Google Slides Presentation: Google Slides Link
Dataset Breakdown:
- 441 PPMI samples: clinical/phenotype + genotype data (to be used in Goal 1+2)
- ABC Health data: clinical/phenotype + genotype (to be used in Goal 3+2)
```R
sessionInfo()
R version 3.5.2 (2018-12-20)
Platform: x86_64-apple-darwin15.6.0 (64-bit)
Running under: macOS Mojave 10.14.4
Matrix products: default
BLAS: /System/Library/Frameworks/Accelerate.framework/Versions/A/Frameworks/vecLib.framework/Versions/A/libBLAS.dylib
LAPACK: /Library/Frameworks/R.framework/Versions/3.5/Resources/lib/libRlapack.dylib
locale:
[1] en_US.UTF-8/en_US.UTF-8/en_US.UTF-8/C/en_US.UTF-8/en_US.UTF-8
attached base packages:
[1] stats graphics grDevices utils datasets methods base
other attached packages:
[1] hydroGOF_0.3-10 zoo_1.8-5 rlist_0.4.6.1 knitr_1.21 lmerTest_3.1-0 data.table_1.12.0 RNOmni_0.7.1 lme4_1.1-21 Matrix_1.2-15
[10] forcats_0.4.0 stringr_1.4.0 dplyr_0.8.0.1 purrr_0.3.0 readr_1.3.1 tidyr_0.8.2 tibble_2.0.1 ggplot2_3.1.0 tidyverse_1.2.1
```
-
Deep longitudinal phenotype data
- Give info for the accepted format/data structure (this includes PCs if available)
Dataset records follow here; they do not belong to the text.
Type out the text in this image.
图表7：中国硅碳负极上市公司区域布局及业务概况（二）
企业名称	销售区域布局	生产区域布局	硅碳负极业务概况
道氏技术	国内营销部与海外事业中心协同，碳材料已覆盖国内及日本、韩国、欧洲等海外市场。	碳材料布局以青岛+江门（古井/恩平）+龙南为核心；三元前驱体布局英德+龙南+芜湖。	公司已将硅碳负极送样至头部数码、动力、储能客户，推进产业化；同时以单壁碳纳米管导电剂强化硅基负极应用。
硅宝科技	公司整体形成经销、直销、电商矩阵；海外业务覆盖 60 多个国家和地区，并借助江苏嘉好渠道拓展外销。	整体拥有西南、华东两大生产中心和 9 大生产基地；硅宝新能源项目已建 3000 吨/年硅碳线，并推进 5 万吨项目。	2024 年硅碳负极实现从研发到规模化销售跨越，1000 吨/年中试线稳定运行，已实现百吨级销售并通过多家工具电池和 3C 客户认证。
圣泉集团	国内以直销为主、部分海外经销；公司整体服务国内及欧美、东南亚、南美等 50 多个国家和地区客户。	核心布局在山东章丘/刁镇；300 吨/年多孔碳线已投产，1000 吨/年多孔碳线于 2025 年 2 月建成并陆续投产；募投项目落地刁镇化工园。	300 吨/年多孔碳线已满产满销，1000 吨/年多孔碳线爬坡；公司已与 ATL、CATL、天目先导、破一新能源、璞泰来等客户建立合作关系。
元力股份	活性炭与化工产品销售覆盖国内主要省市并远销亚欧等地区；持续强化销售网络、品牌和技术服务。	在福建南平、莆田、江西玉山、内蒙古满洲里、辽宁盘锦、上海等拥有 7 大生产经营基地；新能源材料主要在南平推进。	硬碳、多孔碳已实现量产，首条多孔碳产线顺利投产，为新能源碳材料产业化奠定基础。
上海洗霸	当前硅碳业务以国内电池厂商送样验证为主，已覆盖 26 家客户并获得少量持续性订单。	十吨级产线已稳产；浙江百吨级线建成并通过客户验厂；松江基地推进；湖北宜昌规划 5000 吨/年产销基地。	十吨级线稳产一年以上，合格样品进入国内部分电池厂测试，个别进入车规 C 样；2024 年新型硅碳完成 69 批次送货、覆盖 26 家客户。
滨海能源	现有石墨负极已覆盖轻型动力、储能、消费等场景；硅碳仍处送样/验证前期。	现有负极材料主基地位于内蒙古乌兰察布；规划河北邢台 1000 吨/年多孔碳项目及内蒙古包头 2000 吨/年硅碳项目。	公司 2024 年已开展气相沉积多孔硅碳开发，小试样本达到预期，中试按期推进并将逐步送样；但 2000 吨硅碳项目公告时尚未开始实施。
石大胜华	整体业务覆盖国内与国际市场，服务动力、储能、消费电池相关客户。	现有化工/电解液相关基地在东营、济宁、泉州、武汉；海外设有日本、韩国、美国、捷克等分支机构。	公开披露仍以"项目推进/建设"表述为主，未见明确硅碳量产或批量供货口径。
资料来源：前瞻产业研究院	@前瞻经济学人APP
- Avoid missing data in the input file
- Formatting should match the example below:
# Format ID TIME_SERIES PHENOTYPE_OF_INTEREST COV1 COV2 COV3 etc.. # PPMI Example ID TSTART UPDRS3 FEMALE YEARSEDUC AAO DOPA AGONIST 100 61 12 0 16 63 0 0
-
Covariate file list
- Format required: one covariate name per line in a .txt file (this is case sensitive!)
- Formatting should match the example below:
# Format COV1 COV2 COV3 PC1 PC2 PC3 # PPMI Example DOPA AGONIST FEMALE
- Format required: one covariate name per line in a .txt file (this is case sensitive!)